The speed of the effect also suggests that it happened directly. “The impact is such that it seems that it affects DNA damage responsibility and the accumulation of [DNA] Lesions within 4 hours, so I don’t think it can be a downstream consequence of the other thing affected, ”says Cox.
Matt Kaeberlein at the University of Washington in Seattle says the study supports Rapamycin, which has a direct protective effect on DNA but “stops shortly after a final mechanism”. The researchers hope to find this by examining rapamycin-induced changes to RNA and proteins produced in immune cells.

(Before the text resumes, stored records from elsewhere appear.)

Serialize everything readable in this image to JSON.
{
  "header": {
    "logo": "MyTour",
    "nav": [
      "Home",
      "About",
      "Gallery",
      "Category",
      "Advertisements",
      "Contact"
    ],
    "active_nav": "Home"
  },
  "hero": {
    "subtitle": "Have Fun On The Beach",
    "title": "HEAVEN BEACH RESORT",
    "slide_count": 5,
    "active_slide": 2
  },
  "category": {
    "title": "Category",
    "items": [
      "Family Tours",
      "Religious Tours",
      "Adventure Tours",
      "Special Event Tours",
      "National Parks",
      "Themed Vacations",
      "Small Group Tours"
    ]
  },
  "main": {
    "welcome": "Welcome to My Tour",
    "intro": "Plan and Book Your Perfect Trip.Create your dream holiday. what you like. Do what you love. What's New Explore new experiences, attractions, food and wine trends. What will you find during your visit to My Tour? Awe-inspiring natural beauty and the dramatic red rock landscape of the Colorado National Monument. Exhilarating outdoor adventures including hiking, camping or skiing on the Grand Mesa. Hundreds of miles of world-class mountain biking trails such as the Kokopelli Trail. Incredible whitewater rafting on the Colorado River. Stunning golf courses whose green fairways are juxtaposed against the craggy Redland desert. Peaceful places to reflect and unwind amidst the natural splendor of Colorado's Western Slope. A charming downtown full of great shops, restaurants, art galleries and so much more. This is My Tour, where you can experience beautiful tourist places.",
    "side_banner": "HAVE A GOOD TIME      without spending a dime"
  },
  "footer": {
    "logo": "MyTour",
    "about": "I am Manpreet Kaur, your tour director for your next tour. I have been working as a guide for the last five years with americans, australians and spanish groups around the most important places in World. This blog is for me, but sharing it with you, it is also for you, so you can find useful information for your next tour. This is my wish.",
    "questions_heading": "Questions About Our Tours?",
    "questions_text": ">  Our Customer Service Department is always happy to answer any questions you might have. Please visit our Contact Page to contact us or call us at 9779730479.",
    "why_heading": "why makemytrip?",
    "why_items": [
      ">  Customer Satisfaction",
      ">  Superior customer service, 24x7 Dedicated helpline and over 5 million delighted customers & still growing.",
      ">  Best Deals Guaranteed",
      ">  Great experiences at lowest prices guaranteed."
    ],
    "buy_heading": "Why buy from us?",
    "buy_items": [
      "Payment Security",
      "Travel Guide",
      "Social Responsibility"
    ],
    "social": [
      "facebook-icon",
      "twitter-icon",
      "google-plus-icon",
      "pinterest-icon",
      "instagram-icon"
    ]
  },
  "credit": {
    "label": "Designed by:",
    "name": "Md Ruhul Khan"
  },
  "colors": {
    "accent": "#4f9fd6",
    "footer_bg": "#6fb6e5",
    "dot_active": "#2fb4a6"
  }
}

In another part of the study, the nine men aged 50 and 80 awarded to take either 1 milligrams per year. Day rapamycin or a placebo. After eight weeks, blood tests showed that the T cells for the men on Rapamycin had less DNA damage. There was also no decrease in the total number of white blood cells in the EITH group, suggesting that rapamycin does not adversely affect the immune function. “We have shown that it is not harmful in low doses, and this is a critical point,” says Cox.
Tackling DNA damage to immune systems can be a route towards reducing overall aging, says Cox. And Alsaleh says rapamycin could even be used preventively, perhaps to avert DNA damage to the astronauts exhibition for cosmic radiation.
“Rapamycin could also be particularly useful for aspects of aging where DNA damage is a primary driver, such as skin aging,” says Kaeberlein, pointing to evidence that topical rapamycin reduces markers for aging in man
Zahida Sultanova at the University of East Anglia, UK, notes that the placebo control experiment was only performed on older men, it is also important to carry out trials in women and people of different ages. Studies in non-human animals suggest that rapamycin may have gender spaces and age security effects.